Demonstrators outside the Manhattan federal court after the sentencing of former Honduran President Juan Orlando Hernandez Alvarado on 26 June in New York. (Kena Betancur / AFP)
- Juan Orlando Hernandez was sentenced to 45 years in jail and a $8 million fine, in an American court.
- The former President of Honduras was extradited to the US in 2022.
- A federal court found him guilty of helping to smuggle hundreds of tonnes of cocaine from South America into the US, which financed his election campaign.
A court in New York on Wednesday sentenced former Honduran President Juan Orlando Hernandez to 45 years in prison after he was convicted of trafficking hundreds of tonnes of cocaine into the United States.
Anti-Hernandez protesters gathered outside the Manhattan courthouse ahead of sentencing brandishing placards decrying the former head of state’s crimes.
The sentence, which also included an $8 million fine, was less than the life imprisonment that prosecutors had sought — although Hernandez’s age, 55, means he may die behind bars.

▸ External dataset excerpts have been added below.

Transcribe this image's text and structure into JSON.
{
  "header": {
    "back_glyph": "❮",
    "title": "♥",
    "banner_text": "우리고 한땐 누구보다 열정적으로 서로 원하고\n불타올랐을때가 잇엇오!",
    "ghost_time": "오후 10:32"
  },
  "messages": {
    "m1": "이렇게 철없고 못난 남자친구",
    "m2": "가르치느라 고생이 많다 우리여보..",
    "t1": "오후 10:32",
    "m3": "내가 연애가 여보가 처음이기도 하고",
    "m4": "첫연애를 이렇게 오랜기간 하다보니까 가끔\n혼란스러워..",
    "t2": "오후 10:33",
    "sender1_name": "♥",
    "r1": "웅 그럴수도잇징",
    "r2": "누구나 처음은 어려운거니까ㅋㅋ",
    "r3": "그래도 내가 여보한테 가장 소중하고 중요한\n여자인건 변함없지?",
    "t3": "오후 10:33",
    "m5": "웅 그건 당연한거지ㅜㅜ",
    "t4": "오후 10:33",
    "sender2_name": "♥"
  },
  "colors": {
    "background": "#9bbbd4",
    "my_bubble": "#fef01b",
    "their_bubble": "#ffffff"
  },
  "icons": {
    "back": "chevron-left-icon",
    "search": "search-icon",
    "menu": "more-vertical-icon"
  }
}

Hernandez, who US federal prosecutors said turned his Central American country into a “narco-state” during his presidency from 2014 to 2022, has previously indicated through his legal team he would appeal his conviction.
Hernandez was convicted in March of having facilitated the smuggling of some 450 tonnes of cocaine — mainly from Colombia and Venezuela — to the United States via Honduras since 2004, starting long before his presidency.
Hernandez used the drug money to enrich himself and finance his political campaign, and commit electoral fraud in the 2013 and 2017 presidential elections, prosecutors said.
He was extradited to the United States in 2022, accused of aiding drug smugglers in return for millions of dollars in bribes.
Hernandez follows in the footsteps of other former Latin American heads of state convicted in the United States, like Panama’s Manuel Noriega in 1992 and Guatemala’s Alfonso Portillo in 2014.